The real Jodorowsky turns up as a phantom character, talking directly to us, reaching out to clasp his young self and prevent him from committing suicide. There is all manner of appealingly surreal scenes – like the dwarf that acts as promoter for the shop with a series of amusing stunts (even continues to do so after the end credits roll). In one comically outrageous scene, Jodorowsky’s father is infected with a plague – with a lynch mob at the door, his mother implores God for help, lifts her skirt and urinates all over the father, which has the effect of miraculously healing him.

The young Alejandro Jodorowsky (Jeremias Herskovits), his mother (Pamela Flores) and father (Brontis Jodorowsky) in The Dance of Reality (2013)
Family portrait – the young Alejandro Jodorowsky (Jeremias Herskovits), his mother (Pamela Flores) and father (Brontis Jodorowsky)

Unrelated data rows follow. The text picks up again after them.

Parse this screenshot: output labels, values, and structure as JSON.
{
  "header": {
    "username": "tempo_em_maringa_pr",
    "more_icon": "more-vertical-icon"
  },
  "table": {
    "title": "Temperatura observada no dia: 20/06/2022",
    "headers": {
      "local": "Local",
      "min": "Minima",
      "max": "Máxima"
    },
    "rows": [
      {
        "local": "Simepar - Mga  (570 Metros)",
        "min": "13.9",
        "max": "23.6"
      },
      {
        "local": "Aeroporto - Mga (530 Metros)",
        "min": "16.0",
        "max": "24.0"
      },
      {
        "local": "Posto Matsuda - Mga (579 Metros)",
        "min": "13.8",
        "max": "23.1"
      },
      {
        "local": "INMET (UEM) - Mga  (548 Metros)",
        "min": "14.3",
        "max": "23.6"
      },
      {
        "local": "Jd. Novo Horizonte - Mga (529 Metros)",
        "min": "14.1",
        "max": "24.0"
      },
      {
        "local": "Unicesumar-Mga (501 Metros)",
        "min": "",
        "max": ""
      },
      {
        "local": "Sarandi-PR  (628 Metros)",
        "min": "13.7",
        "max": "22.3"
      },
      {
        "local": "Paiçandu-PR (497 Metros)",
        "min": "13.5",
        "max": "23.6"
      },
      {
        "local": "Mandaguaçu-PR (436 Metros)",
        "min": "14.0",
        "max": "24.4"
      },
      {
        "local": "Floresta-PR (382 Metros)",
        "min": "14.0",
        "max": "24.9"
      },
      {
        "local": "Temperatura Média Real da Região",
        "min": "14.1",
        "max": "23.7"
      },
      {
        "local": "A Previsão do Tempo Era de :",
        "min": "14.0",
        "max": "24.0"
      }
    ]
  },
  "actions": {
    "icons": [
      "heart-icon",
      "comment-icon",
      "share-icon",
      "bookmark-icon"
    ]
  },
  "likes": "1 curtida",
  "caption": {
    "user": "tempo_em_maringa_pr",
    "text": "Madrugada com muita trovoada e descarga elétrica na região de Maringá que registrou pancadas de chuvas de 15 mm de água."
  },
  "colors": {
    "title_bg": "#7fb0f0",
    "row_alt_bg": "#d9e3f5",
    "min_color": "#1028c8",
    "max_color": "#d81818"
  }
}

The Dance of Reality reminds somewhat of Guy Maddin’s My Winnipeg (2007) wherein Maddin made a documentary about his hometown that turned into a surreal fantasia of truth and made-up fictions. You keep wondering how much of the biography that Jodorowsky is telling here is truth and how much fancy. Truth – Jodorowsky was raised in Tocopilla, a small mining town in Chile born of Russian and Jewish parents. Truth – his father was an ardent Communist and ran a store called Casa Ukrania.

However, when it comes to stories about Jodorowsky’s maternal grandfather blowing himself up after falling into a barrel of wine while trying to light an oil lamp and the young Jodorowsky being forced to wear his long blonde hair as a wig or about Jodorowsky’s father becoming equerry to Chilean dictator General Carlos Ibanez del Campo in an effort to assassinate him and then suffering from paralysis of the hands at being unable to pull the trigger, you suspect that that old trickster Jodorowsky is ever so slightly pulling his audience’s leg.

Despite the fact that it is a surreal film by nature, The Dance of Reality is contrarily Alejandro Jodorowsky’s most grounded and realistic film yet – he acually went to shoot in the locations where he grew up. The opera-singing mothers, miracle urinations and so on are less than one might think. Mostly, rather than trying to offer up the filmed equivalent of a Buddhist non-sequitir epigrams and change an audience’s consciousness, Jodorowsky is retelling something that happened and is real to him, which is not something you can about his other films. It is finally the emergence of a more gentle, less wild Jodorowsky.

Jodorowsky followed this with the next chapter in his autobiography Endless Poetry (2016), as well as the documentary Psychomagic: A Healing Art (2019).